I was offered a Radio Shack TRS-80 model one and a
model 4. The model 4
powers up and
asks for a diskette. The model one has the expansion box and disk but I
don't know which connectors
to hook the stuff up to. Do you know where I can get a boot disk for the
model 4 and manual for the
model one? Or a web site that shows the connections?
The M4 first :
If you hold down the BREAK key while turning it on or pressing Reset
(Reset == the unmarked recessed button on the keyoard), it'll go into
Cassette BASIC. You'll get a CASS? prompt on the screen. Hit ENTER and
you'll get a MEMORY SIZE prompt. ENTER again and you're in BASIC. Of
course you can't use the disk drives, but at least it'll let you test the
system
As regards the OS, there were basically 2 options. One was the TRS-DOS
6.x / LS-DOS 6.x, The other was CP/M. I have no idea where you'd find the
latter (or indeed _why_ you'd want to find it, LS-DOS being a much nicer
OS), but I got the former from Tim Mann's site. If you can't find it
anywhere, I suppose I could send you the image I downloaded.
For the M1 :
The EI (expansion interfce) is placed with the power button on the front
face and the 2 removable covers on top. The left-hand cover is held on by
4 screws, under that you can put an optional I/O board, normally a serial
port. It's likely to be empty. The right-hand cover is held on by 3
screws and covers a space to fit 2 power supplies, one for the EI and one
for the keyboard/CPU. The 2 supplies are indentical. At the front of this
space, on the PCB at the left side, is a 5 pin DIN socket. That takes the
output cable from the PSU used to power the EI.
Now, going round the card edge fingers, starting at the centre front and
going clockwise, we have :
Front Centre (40 way) : Connected to the optional I/O board. Normally not
used.
Front Left (40 way) : System bus input from the CPU. How this is
connected depends on the revision of the EI. The latest one (which is
what I have) just uses a straight-through ribbon cable. Earlier ones had
a special 'buffered cable' with a box containing buffer chips in the
middle. This cable is marked to say which end connects to what. Some
early versions _also_ had a DIN cable soldered to the EI and the CPU, you
just plug those together.
Left Front (40 pins) : Buffered system bus output to other devices.
Normally not used
Left Rear (34 pins) : Parallel printer. Straight-trhough ribbon cable to
a 36 pin microribon plug to a Centronics printer
Rear left (34 pin) : Disk drives. Normal SA400 pinout to 5.25" drives.

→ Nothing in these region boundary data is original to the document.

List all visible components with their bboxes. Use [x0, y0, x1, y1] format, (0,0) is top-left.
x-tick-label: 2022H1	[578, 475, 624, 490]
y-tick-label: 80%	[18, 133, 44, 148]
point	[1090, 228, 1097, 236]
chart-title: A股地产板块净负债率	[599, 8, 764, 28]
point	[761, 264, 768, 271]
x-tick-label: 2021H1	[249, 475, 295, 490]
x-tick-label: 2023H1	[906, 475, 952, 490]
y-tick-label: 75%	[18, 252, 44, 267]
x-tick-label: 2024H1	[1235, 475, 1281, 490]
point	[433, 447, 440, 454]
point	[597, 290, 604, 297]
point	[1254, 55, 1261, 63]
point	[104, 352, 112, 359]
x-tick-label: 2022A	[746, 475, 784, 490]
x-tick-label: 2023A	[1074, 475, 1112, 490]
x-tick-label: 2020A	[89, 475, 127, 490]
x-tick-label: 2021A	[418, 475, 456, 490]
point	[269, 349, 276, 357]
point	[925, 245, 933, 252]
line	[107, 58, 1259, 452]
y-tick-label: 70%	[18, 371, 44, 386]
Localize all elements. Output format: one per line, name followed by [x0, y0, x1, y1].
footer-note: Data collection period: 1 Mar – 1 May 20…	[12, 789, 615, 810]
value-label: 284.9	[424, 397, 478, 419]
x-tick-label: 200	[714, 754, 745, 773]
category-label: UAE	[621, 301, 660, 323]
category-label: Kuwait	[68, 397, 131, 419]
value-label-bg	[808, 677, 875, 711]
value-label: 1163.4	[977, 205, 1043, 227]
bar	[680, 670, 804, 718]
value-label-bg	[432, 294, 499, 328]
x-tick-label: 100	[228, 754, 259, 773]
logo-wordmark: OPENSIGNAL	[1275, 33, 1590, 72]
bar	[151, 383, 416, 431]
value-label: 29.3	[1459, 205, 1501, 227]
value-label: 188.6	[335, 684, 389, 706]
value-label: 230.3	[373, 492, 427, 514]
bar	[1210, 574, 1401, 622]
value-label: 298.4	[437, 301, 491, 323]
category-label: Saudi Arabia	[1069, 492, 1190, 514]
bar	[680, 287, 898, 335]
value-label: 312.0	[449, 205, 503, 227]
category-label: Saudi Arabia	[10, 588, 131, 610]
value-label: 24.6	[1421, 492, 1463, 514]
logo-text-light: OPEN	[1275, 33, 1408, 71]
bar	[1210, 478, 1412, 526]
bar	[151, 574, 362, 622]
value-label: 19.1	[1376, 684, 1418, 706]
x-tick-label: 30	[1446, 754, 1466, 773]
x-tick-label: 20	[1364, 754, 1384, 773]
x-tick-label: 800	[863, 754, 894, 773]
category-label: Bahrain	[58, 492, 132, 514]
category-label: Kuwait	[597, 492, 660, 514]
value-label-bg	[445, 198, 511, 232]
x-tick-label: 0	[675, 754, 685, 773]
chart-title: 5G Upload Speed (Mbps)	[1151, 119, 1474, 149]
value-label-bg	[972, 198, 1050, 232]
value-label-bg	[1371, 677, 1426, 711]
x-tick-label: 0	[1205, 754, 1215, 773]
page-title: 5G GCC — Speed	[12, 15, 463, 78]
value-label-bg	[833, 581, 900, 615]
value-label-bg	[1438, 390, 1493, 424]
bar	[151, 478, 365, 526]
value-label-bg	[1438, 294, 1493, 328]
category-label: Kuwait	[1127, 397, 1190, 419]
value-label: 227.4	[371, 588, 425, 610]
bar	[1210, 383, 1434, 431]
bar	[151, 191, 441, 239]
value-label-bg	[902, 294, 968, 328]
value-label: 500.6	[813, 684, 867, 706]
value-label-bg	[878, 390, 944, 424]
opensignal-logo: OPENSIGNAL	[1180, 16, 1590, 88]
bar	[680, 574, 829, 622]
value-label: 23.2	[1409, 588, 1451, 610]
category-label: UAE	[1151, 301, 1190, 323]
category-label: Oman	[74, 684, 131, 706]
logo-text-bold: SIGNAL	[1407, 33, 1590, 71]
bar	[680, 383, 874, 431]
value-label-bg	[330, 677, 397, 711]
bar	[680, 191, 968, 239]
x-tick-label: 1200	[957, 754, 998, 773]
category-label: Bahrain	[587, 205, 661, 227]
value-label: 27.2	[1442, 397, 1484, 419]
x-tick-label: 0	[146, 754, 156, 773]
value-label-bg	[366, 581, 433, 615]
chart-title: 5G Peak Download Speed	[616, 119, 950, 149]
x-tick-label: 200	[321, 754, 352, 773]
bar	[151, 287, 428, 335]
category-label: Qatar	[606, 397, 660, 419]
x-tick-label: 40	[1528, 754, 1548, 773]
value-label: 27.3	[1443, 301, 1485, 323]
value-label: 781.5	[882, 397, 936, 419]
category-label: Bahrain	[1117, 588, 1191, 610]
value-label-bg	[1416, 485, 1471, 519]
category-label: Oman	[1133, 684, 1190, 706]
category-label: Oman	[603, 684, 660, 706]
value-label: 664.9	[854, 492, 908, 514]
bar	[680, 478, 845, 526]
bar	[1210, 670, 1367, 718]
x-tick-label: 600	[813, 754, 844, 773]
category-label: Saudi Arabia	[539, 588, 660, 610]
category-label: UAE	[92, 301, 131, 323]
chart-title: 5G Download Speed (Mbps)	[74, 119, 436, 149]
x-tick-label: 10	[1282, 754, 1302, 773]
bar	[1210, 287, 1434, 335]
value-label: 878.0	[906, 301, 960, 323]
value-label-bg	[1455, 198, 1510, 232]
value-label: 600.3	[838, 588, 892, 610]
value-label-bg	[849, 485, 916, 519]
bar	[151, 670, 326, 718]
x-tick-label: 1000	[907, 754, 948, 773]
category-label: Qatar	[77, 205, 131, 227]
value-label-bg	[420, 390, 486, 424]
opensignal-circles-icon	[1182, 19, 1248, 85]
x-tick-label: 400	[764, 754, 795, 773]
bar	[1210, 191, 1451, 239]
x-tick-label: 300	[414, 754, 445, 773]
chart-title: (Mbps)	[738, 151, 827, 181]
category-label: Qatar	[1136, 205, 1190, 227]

Model 1 TRS-DOS only supports single-sided drives (and the normal
hardware only supports signle density (FM) operation. There were add-on
boards normally called doublers' to do MFM recording. Other OSes (my
favourite was LDOS) would use said doublers, and would also let you use
double-sided drives.
On the rear are 3 DIN sockets. You can ignore these. They connect to an
internal relay to select between 2 cassette recorders, one to each of 2
of the socekts and then a striaght-through DIN cable to the CPU cassette
socket. I cna never remember the order.